El dilema: ¿la normalización de la lengua solo puede existir en la escritura?
Español global.Ilustración de Fernando Vicente./elpais.com |
Supremacía de la redacción
Por Fabio Morábito
Empezaría por poner en duda la existencia de los idiomas nacionales,
entendidos como realidades compactas e inamovibles. Apenas lo miramos de
cerca, un idioma nacional se fragmenta en lenguas y dialectos
que se subdividen a su vez en hablas locales. En cada caso, además del
acento, vemos cambios en los nombres de los alimentos, de las prendas de
vestir, de los utensilios domésticos, de los juegos y de las
diversiones, todo lo cual dificulta la comunicación, pero también, si se
quiere, la estimula. En este sentido, el llamado español global me
parece una entelequia todavía mayor que los españoles nacionales. Ni
siquiera la televisión, que ha sido siempre un potente factor de
homogeneización lingüística, escapa a la ley de la proliferación
incesante de localismos, modismos, jergas y demás usos puntuales y a
menudo efímeros (y no por efímeros menos significativos) en los cuales
se sustenta cualquier lengua viva.
El español global sólo puede existir en la escritura, como estilo
literario. Su optimismo comunicativo sólo puede plasmarse de esa forma.

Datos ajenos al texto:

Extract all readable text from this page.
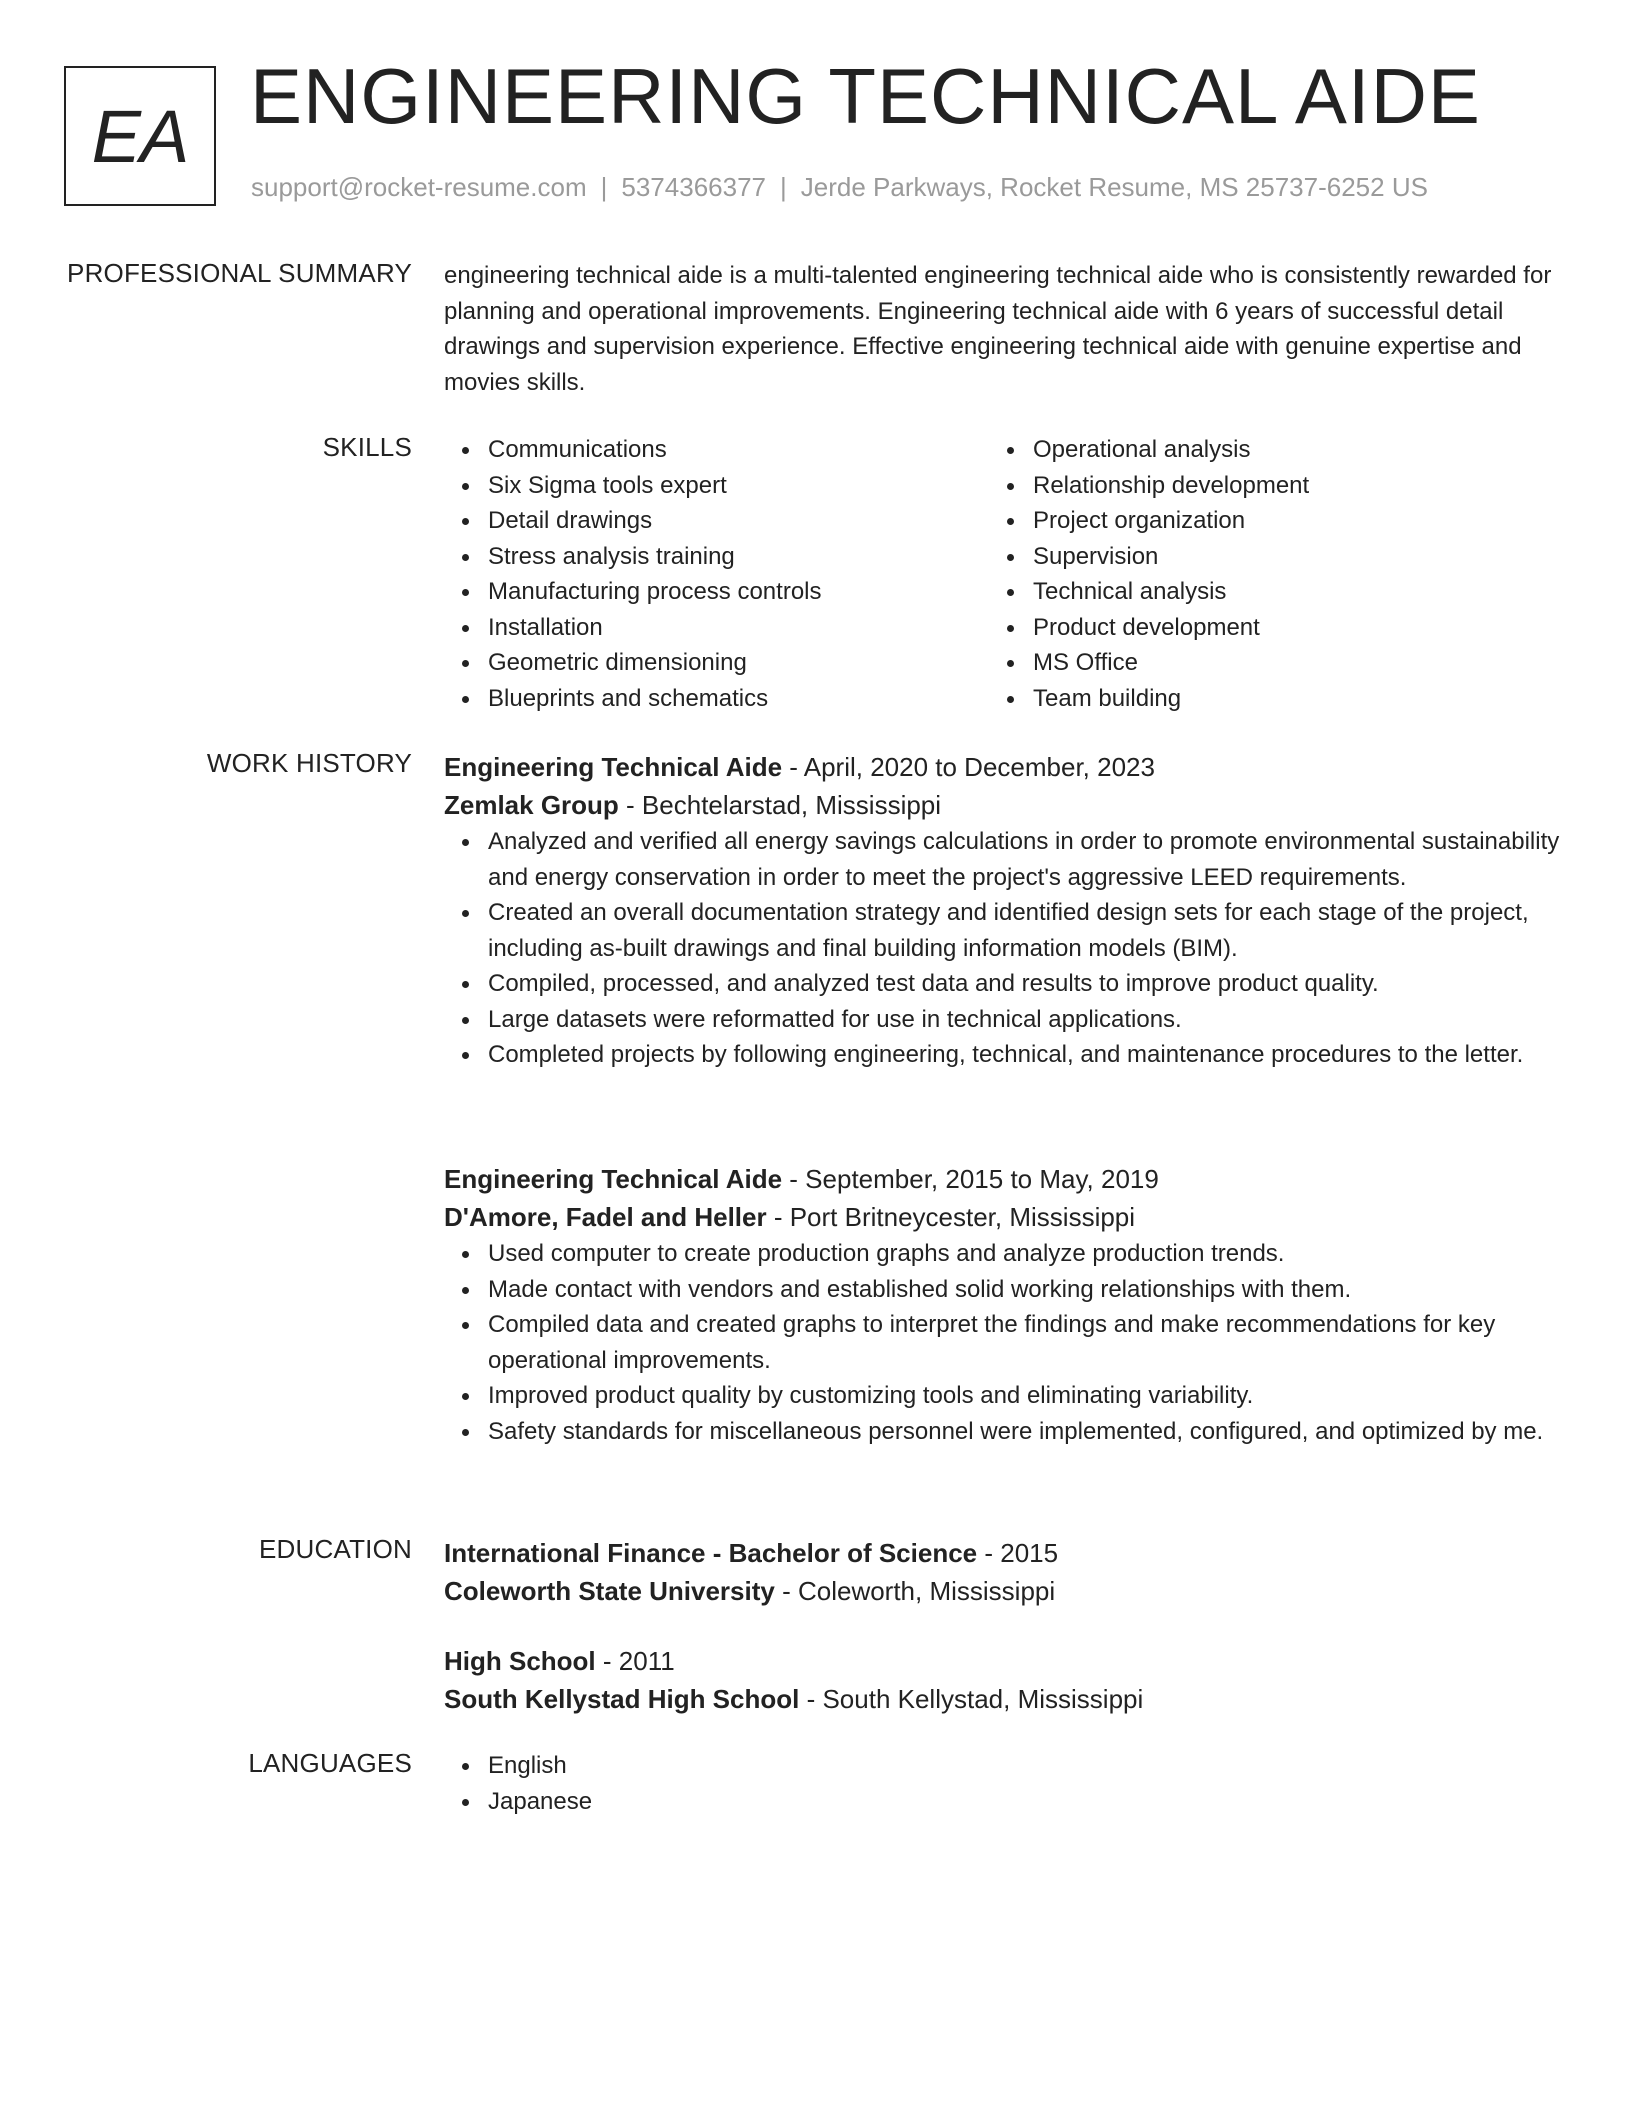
EA ENGINEERING TECHNICAL AIDE
support@rocket-resume.com | 5374366377 | Jerde Parkways, Rocket Resume, MS 25737-6252 US
PROFESSIONAL SUMMARY engineering technical aide is a multi-talented engineering technical aide who is consistently rewarded for planning and operational improvements. Engineering technical aide with 6 years of successful detail drawings and supervision experience. Effective engineering technical aide with genuine expertise and movies skills.

SKILLS	Communications
Six Sigma tools expert
Detail drawings
Stress analysis training
Manufacturing process controls
Installation
Geometric dimensioning
Blueprints and schematics
Operational analysis
Relationship development
Project organization
Supervision
Technical analysis
Product development
MS Office
Team building
WORK HISTORY Engineering Technical Aide - April, 2020 to December, 2023
Zemlak Group - Bechtelarstad, Mississippi
Analyzed and verified all energy savings calculations in order to promote environmental sustainability and energy conservation in order to meet the project's aggressive LEED requirements.
Created an overall documentation strategy and identified design sets for each stage of the project, including as-built drawings and final building information models (BIM).
Compiled, processed, and analyzed test data and results to improve product quality.
Large datasets were reformatted for use in technical applications.
Completed projects by following engineering, technical, and maintenance procedures to the letter.
Engineering Technical Aide - September, 2015 to May, 2019
D'Amore, Fadel and Heller - Port Britneycester, Mississippi
Used computer to create production graphs and analyze production trends.
Made contact with vendors and established solid working relationships with them.
Compiled data and created graphs to interpret the findings and make recommendations for key operational improvements.
Improved product quality by customizing tools and eliminating variability.
Safety standards for miscellaneous personnel were implemented, configured, and optimized by me.
EDUCATION International Finance - Bachelor of Science - 2015
Coleworth State University - Coleworth, Mississippi
High School - 2011
South Kellystad High School - South Kellystad, Mississippi
LANGUAGES	English
Japanese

De hecho, existe así. No es de sorprender, porque toda escritura
representa cierta normalización del habla y conlleva su potencial
globalización. Las revistas de las aerolíneas, para citar un caso, están
redactadas en ese estilo global. Dije redactadas, no escritas. El
verdadero problema lingüístico actual, en mi opinión, no es la
globalización idiomática, sino la gradual supremacía de la redacción
sobre la escritura, tanto en ámbitos frívolos como eruditos, un problema
que habría que atacar desde la escuela. Mientras la escritura tiene su
semilla en el uso oral del lenguaje, y de él se nutre, la redacción nace
con una sordera crónica, desligada de los movimientos íntimos del
habla, a la que sin embargo remeda groseramente, y de ahí su éxito y
propagación inmensa, desde las revistas de avión hasta las académicas.
La metáfora de la vida
Por Javier Sampedro
Los biólogos
estamos acostumbrados a apoyarnos en metáforas lingüísticas, y ya es
hora de devolver el favor. Como el lenguaje, la vida se propaga y se
bifurca sin cesar en reinos, filos, clases, órdenes, familias, géneros,
especies y razas formando una maraña inabarcable donde todo parece
valer, desde la exuberante cola del pavo real hasta el ojo escueto del
águila, que posee mecanismos para corregir las aberraciones de su lente
que han inspirado a generaciones de ingenieros, y desde las cien
neuronas contadas del gusano hasta la orgía de complejidad y enredo del
cerebro humano, en una explosión de pluralidad ante la que dan ganas de
tirar la toalla y descartar esta materia por incognoscible.
Pero, como la lingüística, la biología nació como ciencia y ha podido
progresar gracias al reconocimiento de sus principios generales: que
toda la vida está hecha de células que provienen por división de otras
células; que a toda subyace el mismo metabolismo central, una red de
compuestos y reacciones que, por otra parte, tiene tanto sentido como
pueda tener un producto de la historia; que toda vida está basada en
moléculas autorreplicantes que saben sacar copias de sí mismas y
propagar así la información una generación tras otra de forma
independiente de los caprichos de la existencia; y el principio más
general: que nada tiene sentido sino a la luz de la evolución, y que
entender algo equivale a entender su origen y los principios de su
construcción. No voy a dirigirles a través de la metáfora —es seguro que
ustedes ya lo habrán hecho a medida que leían—, pero sí ofreceré una
coda: por mucho que nos guste reconocernos en nuestra irreproducible
diversidad, siempre necesitaremos un español estándar para entendernos, y
para que nos entiendan los estudiantes de español para extranjeros.
Salgan del cascarón y hablen claro, que hay niños escuchando.